The solution to this is to build resilience into your systems so that they can handle possibly missing data. It is also wise to build the data storage solution so that you are able to set rules that data X shall be deleted Y days after capturing it.
Privacy and cybersecurity go hand in hand. The main goal of cybersecurity is to protect valuable business information. The main goal of privacy is to protect the rights of individuals whose data is processed.
These two areas overlap in that a data breach is a catastrophic event for both. Information security people therefore often work with privacy professionals to determine the appropriate security measures to prevent data breaches.
Data security and data privacy for PII: what's the difference
In most jurisdictions, security measures are determined following a risk-based approach. In essence, you have to think of what can go wrong and then decide how to fix it. Among other risks, you have to consider the discomfort that use of data can cause to individuals.
For example, if you use social authentication and do not allow your users to post reviews anonymously, there is a risk that other users may find the original poster in facebook based on the profile photo and harass them.
It is a common theme across new privacy laws around the world to provide consumers with the right to request the removal of their data. Additionally, customers are provided with the right to download a copy of their data stored by your solution.

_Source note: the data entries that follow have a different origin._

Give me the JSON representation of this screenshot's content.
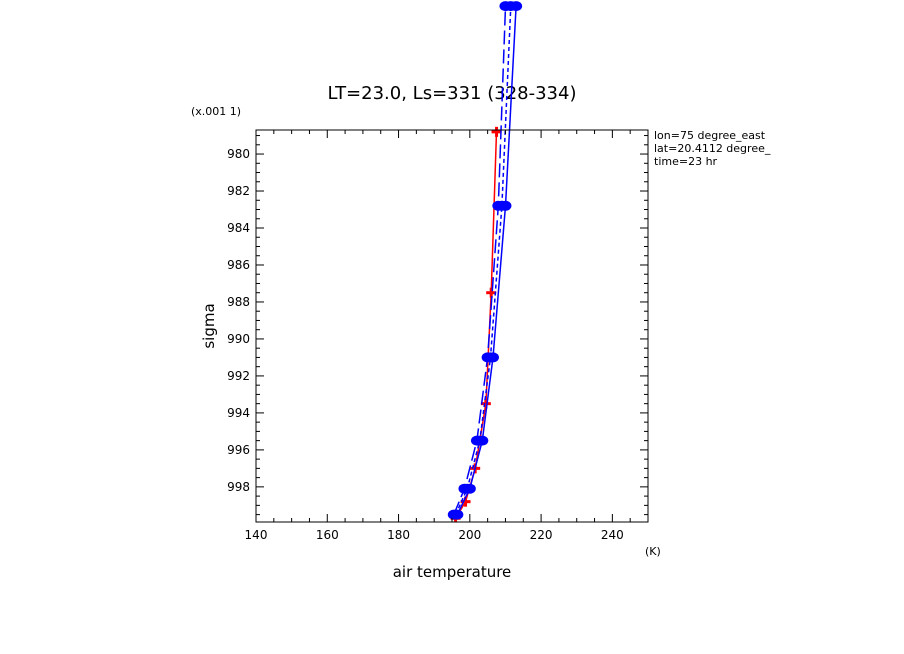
{
  "chart_data": {
    "type": "line",
    "title": "LT=23.0, Ls=331 (328-334)",
    "xlabel": "air temperature",
    "xunits": "(K)",
    "ylabel": "sigma",
    "yscale_note": "(x.001 1)",
    "xlim": [
      140,
      250
    ],
    "ylim_x1000": [
      999.9,
      978.7
    ],
    "yaxis_inverted": true,
    "x_ticks": [
      "140",
      "160",
      "180",
      "200",
      "220",
      "240"
    ],
    "x_tick_values": [
      140,
      160,
      180,
      200,
      220,
      240
    ],
    "y_ticks": [
      "980",
      "982",
      "984",
      "986",
      "988",
      "990",
      "992",
      "994",
      "996",
      "998"
    ],
    "y_tick_values": [
      980,
      982,
      984,
      986,
      988,
      990,
      992,
      994,
      996,
      998
    ],
    "info_lines": [
      "lon=75 degree_east",
      "lat=20.4112 degree_",
      "time=23 hr"
    ],
    "grid": false,
    "series": [
      {
        "color": "#ff0000",
        "dash": "solid",
        "marker": "cross",
        "points": [
          {
            "x": 196.0,
            "y": 999.7
          },
          {
            "x": 198.8,
            "y": 998.8
          },
          {
            "x": 201.5,
            "y": 997.0
          },
          {
            "x": 204.5,
            "y": 993.5
          },
          {
            "x": 206.0,
            "y": 987.5
          },
          {
            "x": 207.5,
            "y": 978.8
          }
        ]
      },
      {
        "color": "#0000ff",
        "dash": "solid",
        "marker": "dot",
        "points": [
          {
            "x": 196.5,
            "y": 999.5
          },
          {
            "x": 200.0,
            "y": 998.1
          },
          {
            "x": 203.5,
            "y": 995.5
          },
          {
            "x": 206.5,
            "y": 991.0
          },
          {
            "x": 210.0,
            "y": 982.8
          },
          {
            "x": 213.0,
            "y": 972.0
          }
        ]
      },
      {
        "color": "#0000ff",
        "dash": "long",
        "marker": "dot",
        "points": [
          {
            "x": 195.5,
            "y": 999.5
          },
          {
            "x": 198.5,
            "y": 998.1
          },
          {
            "x": 202.0,
            "y": 995.5
          },
          {
            "x": 205.0,
            "y": 991.0
          },
          {
            "x": 208.0,
            "y": 982.8
          },
          {
            "x": 210.0,
            "y": 972.0
          }
        ]
      },
      {
        "color": "#0000ff",
        "dash": "short",
        "marker": "dot",
        "points": [
          {
            "x": 196.0,
            "y": 999.5
          },
          {
            "x": 199.3,
            "y": 998.1
          },
          {
            "x": 202.8,
            "y": 995.5
          },
          {
            "x": 205.8,
            "y": 991.0
          },
          {
            "x": 209.0,
            "y": 982.8
          },
          {
            "x": 211.5,
            "y": 972.0
          }
        ]
      }
    ]
  }
}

This requirement has started to transcend from a purely legal one to the level of information infrastructure. A great example to illustrate this are the Shopify rules for developers. If you are a developer who wants to provide services to Shopify’s clients, you are mandated to install several webhooks that will allow Shopify’s clients to download their data and delete the data of the client and/or their customers.
Building such endpoints available by default will save you lots of time trying to collect all the scattered data in your data storages.
The privacy guidelines for developing software products and services which I have outlined here may not be exhaustive, but are a great foundation from which you can build privacy by design into your product from the ground up.